Elected officials lay out why the building ban on undeveloped land will punish small towns and villages

60% of people living in flats in France want their next move to be to a house with a garden (RTE) Pic: Spech / Shutterstock

Rules limiting the amount of new land that can be built on will punish small towns and villages financially – and come at a time when there is demand to relocate from cities, rural mayors have warned.

France is aiming to stop all new building on previously undeveloped land by 2050, as part of its ‘zero net artificialisation’ (ZAN) policy. This will also apply to roads and concrete or asphalt car parks.

As a first step, communes must, by 2031, reduce the average space deemed ‘artificialised’ each year by half.

‘We need to give building permits to newcomers’

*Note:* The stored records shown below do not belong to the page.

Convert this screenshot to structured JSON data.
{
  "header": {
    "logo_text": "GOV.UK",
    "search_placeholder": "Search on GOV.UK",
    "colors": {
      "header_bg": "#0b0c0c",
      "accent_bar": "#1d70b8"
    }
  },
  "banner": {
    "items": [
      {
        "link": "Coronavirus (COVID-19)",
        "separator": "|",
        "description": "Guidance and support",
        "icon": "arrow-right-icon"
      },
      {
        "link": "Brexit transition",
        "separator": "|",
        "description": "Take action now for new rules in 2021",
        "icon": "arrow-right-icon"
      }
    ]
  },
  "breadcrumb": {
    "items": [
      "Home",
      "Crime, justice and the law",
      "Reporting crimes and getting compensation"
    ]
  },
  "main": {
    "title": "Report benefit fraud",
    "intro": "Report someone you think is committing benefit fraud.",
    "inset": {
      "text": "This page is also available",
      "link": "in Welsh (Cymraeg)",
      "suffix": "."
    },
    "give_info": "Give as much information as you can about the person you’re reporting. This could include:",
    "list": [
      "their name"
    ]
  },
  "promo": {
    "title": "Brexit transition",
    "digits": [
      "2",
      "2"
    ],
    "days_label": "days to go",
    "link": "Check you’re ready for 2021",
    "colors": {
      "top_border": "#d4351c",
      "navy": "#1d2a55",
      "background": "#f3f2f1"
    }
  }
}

Michel Gros, president of the Association des Maires Ruraux de France (AMRF) for the Var department, said at the launch of a campaign against ZAN proposals: “In our village, we have not had any new buildings put up for the last couple of years, which means effectively we will be fined if things stay as they are.

“The communes that benefit the most at the moment are the ones that have been doing the most building.”

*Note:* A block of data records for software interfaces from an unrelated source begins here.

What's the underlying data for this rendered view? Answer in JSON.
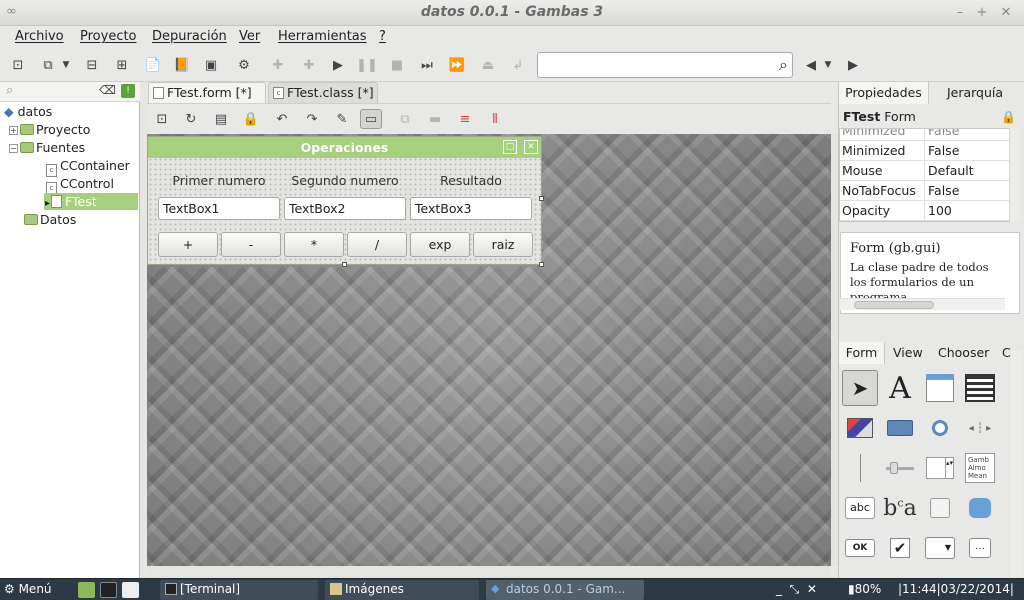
{
  "window": {
    "title": "datos 0.0.1 - Gambas 3"
  },
  "menu": [
    "Archivo",
    "Proyecto",
    "Depuración",
    "Ver",
    "Herramientas",
    "?"
  ],
  "search": {
    "value": ""
  },
  "tree": {
    "root": "datos",
    "proyecto": "Proyecto",
    "fuentes": "Fuentes",
    "ccontainer": "CContainer",
    "ccontrol": "CControl",
    "ftest": "FTest",
    "datos_folder": "Datos",
    "class_glyph": "c"
  },
  "tabs": [
    {
      "label": "FTest.form [*]"
    },
    {
      "label": "FTest.class [*]"
    }
  ],
  "form": {
    "title": "Operaciones",
    "labels": [
      "Primer numero",
      "Segundo numero",
      "Resultado"
    ],
    "textboxes": [
      "TextBox1",
      "TextBox2",
      "TextBox3"
    ],
    "buttons": [
      "+",
      "-",
      "*",
      "/",
      "exp",
      "raiz"
    ]
  },
  "right": {
    "tabs": [
      "Propiedades",
      "Jerarquía"
    ],
    "selected_name": "FTest",
    "selected_type": "Form",
    "properties": [
      {
        "name": "Minimized",
        "value": "False"
      },
      {
        "name": "Mouse",
        "value": "Default"
      },
      {
        "name": "NoTabFocus",
        "value": "False"
      },
      {
        "name": "Opacity",
        "value": "100"
      }
    ],
    "help_title": "Form (gb.gui)",
    "help_desc": "La clase padre de todos los formularios de un programa."
  },
  "toolbox": {
    "tabs": [
      "Form",
      "View",
      "Chooser",
      "C"
    ],
    "sample_text": "abc",
    "ok_label": "OK",
    "list_sample": "Gamb Almo Mean"
  },
  "taskbar": {
    "menu_label": "Menú",
    "tasks": [
      "[Terminal]",
      "Imágenes",
      "datos 0.0.1 - Gam..."
    ],
    "battery": "80%",
    "datetime": "11:44|03/22/2014|"
  },
  "colors": {
    "form_title": "#a6cf7e",
    "taskbar": "#2c3a45",
    "tree_selected": "#a6cf7e"
  }
}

The AMRF claims the ZAN measures, which were included in the 2021 climat et résilience law, did not take the practicalities of rural life into account. It wants flexibility to set rules at a local level.

Mr Gros said one of the effects of the Covid lockdowns was that rural villages are now more attractive to newcomers than they have been for years.

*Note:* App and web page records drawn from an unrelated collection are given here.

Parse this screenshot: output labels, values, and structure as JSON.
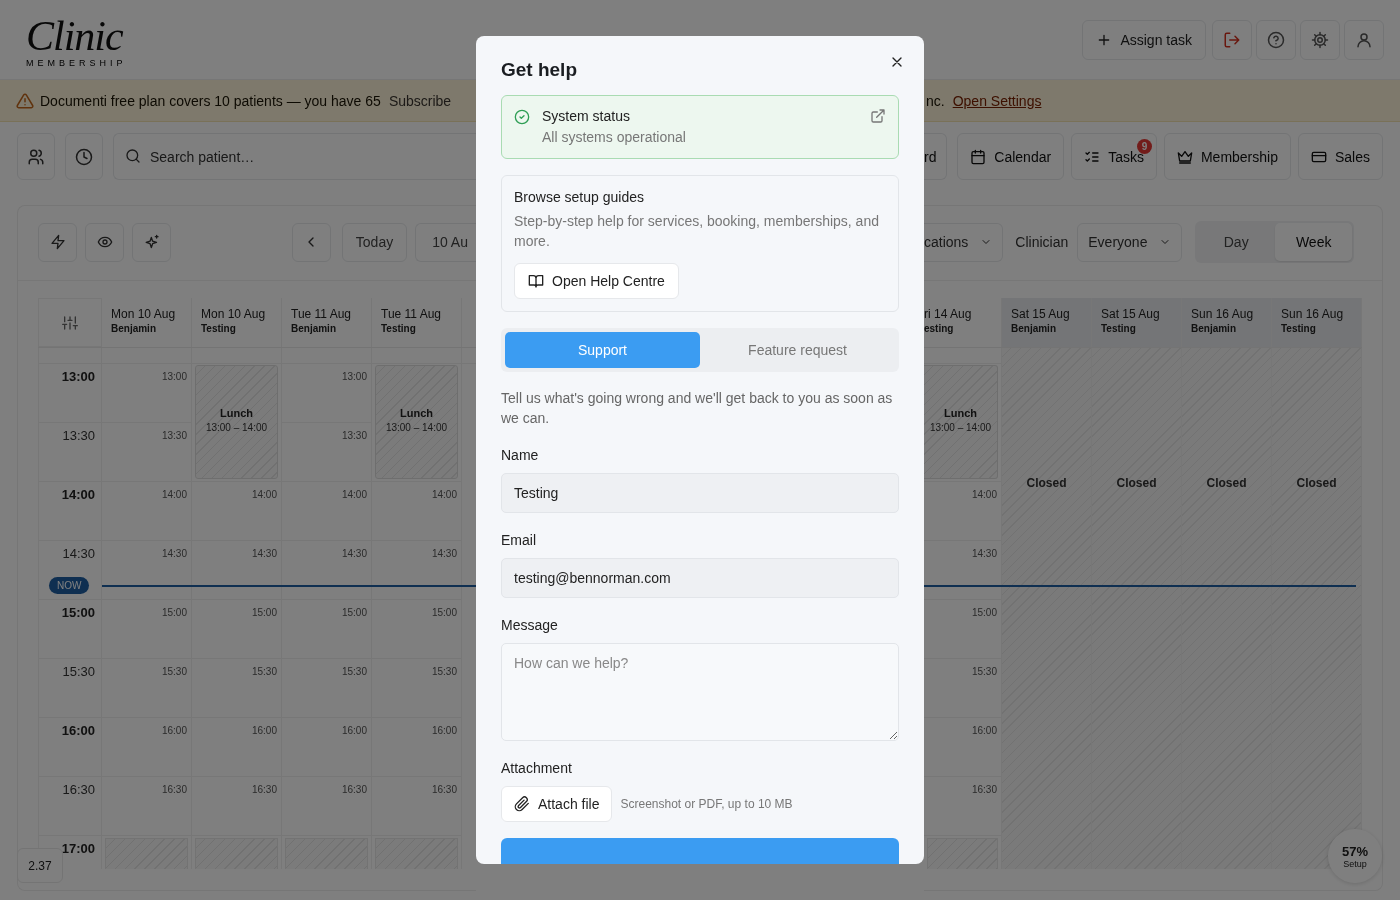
{
  "header": {
    "logo": {
      "wordmark": "Clinic",
      "tagline": "MEMBERSHIP"
    },
    "actions": [
      {
        "kind": "assign",
        "label": "Assign task"
      },
      {
        "kind": "logout"
      },
      {
        "kind": "help"
      },
      {
        "kind": "settings"
      },
      {
        "kind": "account"
      }
    ]
  },
  "banner": {
    "message": "Documenti free plan covers 10 patients — you have 65",
    "subscribe": "Subscribe",
    "message_end": "nc.",
    "link": "Open Settings"
  },
  "nav": {
    "shortcuts": [
      {
        "kind": "patients"
      },
      {
        "kind": "history"
      }
    ],
    "search": {
      "placeholder": "Search patient…"
    },
    "tabs": [
      {
        "label": "rd",
        "selected": false
      },
      {
        "label": "Calendar",
        "selected": false
      },
      {
        "label": "Tasks",
        "badge": "9",
        "selected": false
      },
      {
        "label": "Membership",
        "selected": false
      },
      {
        "label": "Sales",
        "selected": false
      }
    ]
  },
  "calendar": {
    "tools": [
      {
        "kind": "quick"
      },
      {
        "kind": "view"
      },
      {
        "kind": "ai"
      }
    ],
    "today": "Today",
    "range": "10 Au",
    "location": "cations",
    "clinician_label": "Clinician",
    "clinician": "Everyone",
    "views": [
      {
        "label": "Day",
        "selected": false
      },
      {
        "label": "Week",
        "selected": true
      }
    ],
    "now_label": "NOW",
    "times": [
      {
        "label": "13:00",
        "major": true
      },
      {
        "label": "13:30",
        "major": false
      },
      {
        "label": "14:00",
        "major": true
      },
      {
        "label": "14:30",
        "major": false
      },
      {
        "label": "15:00",
        "major": true
      },
      {
        "label": "15:30",
        "major": false
      },
      {
        "label": "16:00",
        "major": true
      },
      {
        "label": "16:30",
        "major": false
      },
      {
        "label": "17:00",
        "major": true
      }
    ],
    "left_columns": [
      {
        "day": "Mon 10 Aug",
        "clinician": "Benjamin",
        "closed": false,
        "cells": [
          {
            "kind": "slot",
            "label": "13:00"
          },
          {
            "kind": "slot",
            "label": "13:30"
          },
          {
            "kind": "slot",
            "label": "14:00"
          },
          {
            "kind": "slot",
            "label": "14:30"
          },
          {
            "kind": "slot",
            "label": "15:00"
          },
          {
            "kind": "slot",
            "label": "15:30"
          },
          {
            "kind": "slot",
            "label": "16:00"
          },
          {
            "kind": "slot",
            "label": "16:30"
          },
          {
            "kind": "after_hours"
          }
        ]
      },
      {
        "day": "Mon 10 Aug",
        "clinician": "Testing",
        "closed": false,
        "cells": [
          {
            "kind": "break",
            "title": "Lunch",
            "time": "13:00 – 14:00"
          },
          {
            "kind": "slot",
            "label": "14:00"
          },
          {
            "kind": "slot",
            "label": "14:30"
          },
          {
            "kind": "slot",
            "label": "15:00"
          },
          {
            "kind": "slot",
            "label": "15:30"
          },
          {
            "kind": "slot",
            "label": "16:00"
          },
          {
            "kind": "slot",
            "label": "16:30"
          },
          {
            "kind": "after_hours"
          }
        ]
      },
      {
        "day": "Tue 11 Aug",
        "clinician": "Benjamin",
        "closed": false,
        "cells": [
          {
            "kind": "slot",
            "label": "13:00"
          },
          {
            "kind": "slot",
            "label": "13:30"
          },
          {
            "kind": "slot",
            "label": "14:00"
          },
          {
            "kind": "slot",
            "label": "14:30"
          },
          {
            "kind": "slot",
            "label": "15:00"
          },
          {
            "kind": "slot",
            "label": "15:30"
          },
          {
            "kind": "slot",
            "label": "16:00"
          },
          {
            "kind": "slot",
            "label": "16:30"
          },
          {
            "kind": "after_hours"
          }
        ]
      },
      {
        "day": "Tue 11 Aug",
        "clinician": "Testing",
        "closed": false,
        "cells": [
          {
            "kind": "break",
            "title": "Lunch",
            "time": "13:00 – 14:00"
          },
          {
            "kind": "slot",
            "label": "14:00"
          },
          {
            "kind": "slot",
            "label": "14:30"
          },
          {
            "kind": "slot",
            "label": "15:00"
          },
          {
            "kind": "slot",
            "label": "15:30"
          },
          {
            "kind": "slot",
            "label": "16:00"
          },
          {
            "kind": "slot",
            "label": "16:30"
          },
          {
            "kind": "after_hours"
          }
        ]
      }
    ],
    "right_columns": [
      {
        "day": "ri 14 Aug",
        "clinician": "esting",
        "closed": false,
        "cells": [
          {
            "kind": "break",
            "title": "Lunch",
            "time": "13:00 – 14:00"
          },
          {
            "kind": "slot",
            "label": "14:00"
          },
          {
            "kind": "slot",
            "label": "14:30"
          },
          {
            "kind": "slot",
            "label": "15:00"
          },
          {
            "kind": "slot",
            "label": "15:30"
          },
          {
            "kind": "slot",
            "label": "16:00"
          },
          {
            "kind": "slot",
            "label": "16:30"
          },
          {
            "kind": "after_hours"
          }
        ]
      },
      {
        "day": "Sat 15 Aug",
        "clinician": "Benjamin",
        "closed": true,
        "label": "Closed"
      },
      {
        "day": "Sat 15 Aug",
        "clinician": "Testing",
        "closed": true,
        "label": "Closed"
      },
      {
        "day": "Sun 16 Aug",
        "clinician": "Benjamin",
        "closed": true,
        "label": "Closed"
      },
      {
        "day": "Sun 16 Aug",
        "clinician": "Testing",
        "closed": true,
        "label": "Closed"
      }
    ]
  },
  "footer": {
    "version": "2.37",
    "setup": {
      "percent": "57%",
      "label": "Setup"
    }
  },
  "dialog": {
    "title": "Get help",
    "status": {
      "ok": true,
      "title": "System status",
      "text": "All systems operational"
    },
    "guides": {
      "title": "Browse setup guides",
      "text": "Step-by-step help for services, booking, memberships, and more.",
      "button": "Open Help Centre"
    },
    "tabs": [
      {
        "label": "Support",
        "selected": true
      },
      {
        "label": "Feature request",
        "selected": false
      }
    ],
    "intro": "Tell us what's going wrong and we'll get back to you as soon as we can.",
    "fields": [
      {
        "kind": "input",
        "label": "Name",
        "value": "Testing"
      },
      {
        "kind": "input",
        "label": "Email",
        "value": "testing@bennorman.com"
      },
      {
        "kind": "textarea",
        "label": "Message",
        "placeholder": "How can we help?"
      },
      {
        "kind": "attachment",
        "label": "Attachment",
        "button": "Attach file",
        "hint": "Screenshot or PDF, up to 10 MB"
      }
    ]
  }
}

“We have to be able to give building permits for incomers if we need to,” he said, adding that there needs to be an exception too for communal buildings, such as gymnasiums and halls.

Parliament recently passed a law giving 31,000 rural communes the right to build on at least one hectare of new land by 2031, regardless of previous construction.

Read more: New data highlights six key trends in France’s property market

Property tax revenue will stagnate

The financing of communes in France also depends on local property taxes.

Communes say they have to allow more houses to be built if their finances are to keep up with rising annual costs, such as the minimum wage paid to communal workers.

Increasing taxes to keep up with inflation is often politically unacceptable and has even led to prefects rejecting budgets.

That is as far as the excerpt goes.